—Je dois dire d'abord que le Lion de la mer a longtemps séjourné au Pérou;—on assure qu'il a de nombreux indigènes péruviens dans ses équipages, et qu'il se laisse traiter par eux de gendre du soleil.
—Allons! il ne suffit pas à votre héros d'avoir une femme brillante, il lui faut un beau-père éblouissant.
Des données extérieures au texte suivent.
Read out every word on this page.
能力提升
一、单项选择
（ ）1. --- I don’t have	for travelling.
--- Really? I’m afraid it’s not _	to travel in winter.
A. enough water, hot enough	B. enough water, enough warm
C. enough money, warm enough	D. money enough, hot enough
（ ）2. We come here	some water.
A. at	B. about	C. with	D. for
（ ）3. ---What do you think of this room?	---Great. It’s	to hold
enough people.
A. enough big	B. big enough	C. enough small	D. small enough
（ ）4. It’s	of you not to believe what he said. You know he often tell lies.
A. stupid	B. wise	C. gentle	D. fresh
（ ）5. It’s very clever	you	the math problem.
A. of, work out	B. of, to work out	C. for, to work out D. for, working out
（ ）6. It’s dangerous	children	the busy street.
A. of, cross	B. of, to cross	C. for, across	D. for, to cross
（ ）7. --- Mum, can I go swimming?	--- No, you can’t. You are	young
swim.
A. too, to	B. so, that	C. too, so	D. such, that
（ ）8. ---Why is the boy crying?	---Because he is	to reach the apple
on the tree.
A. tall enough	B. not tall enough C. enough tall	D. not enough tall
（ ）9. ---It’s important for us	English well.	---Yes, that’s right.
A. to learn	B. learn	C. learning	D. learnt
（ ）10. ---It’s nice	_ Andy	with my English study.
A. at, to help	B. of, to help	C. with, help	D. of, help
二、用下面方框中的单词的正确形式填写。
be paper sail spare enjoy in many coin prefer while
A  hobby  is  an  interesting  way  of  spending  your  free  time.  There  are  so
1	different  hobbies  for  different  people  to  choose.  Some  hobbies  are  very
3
—A l'imitation des Incas, le Lion, qui, s'il est dieu, est grand chef ou roi à bien plus forte raison, aurait adopté l'usage de la borla péruvienne. Il se ceint le front de ce diadème à franges d'or tombant sur ses épaules comme une crinière.
—Ce doit être superbe.
—Eh bien, chacune des franges de sa borla est un signe au moyen duquel on peut donner des ordres aux plus farouches cannibales. Or, on racontait à Manille, avant mon départ, qu'un missionnaire anglais s'était procuré, l'on ne sait comment, une provision de ces franges merveilleuses, et que, grâce à leur possession, il faisait égorger les alliés du Lion par ses meilleurs amis, allumait la guerre entre les peuplades, et ruinerait avant peu toute la puissance de notre écumeur de mer.
Don Ramon pâlit.
—Oh! ceci est affreux! dit une Andalouse en souriant. Sur ma foi, je commençais à m'intéresser à votre galant pirate. Il se fait adorer; tant mieux pour lui. Quant au fripon d'Anglais, il m'inspire plus de répugnance qu'une chenille.
—Monsieur l'officier, dit don Ramon, l'histoire des franges d'or est-elle bien authentique?
—Je la tiens d'un missionnaire anglais qui est revenu en Europe sur le même navire que moi.
—Et vous rappelleriez-vous le nom du voleur?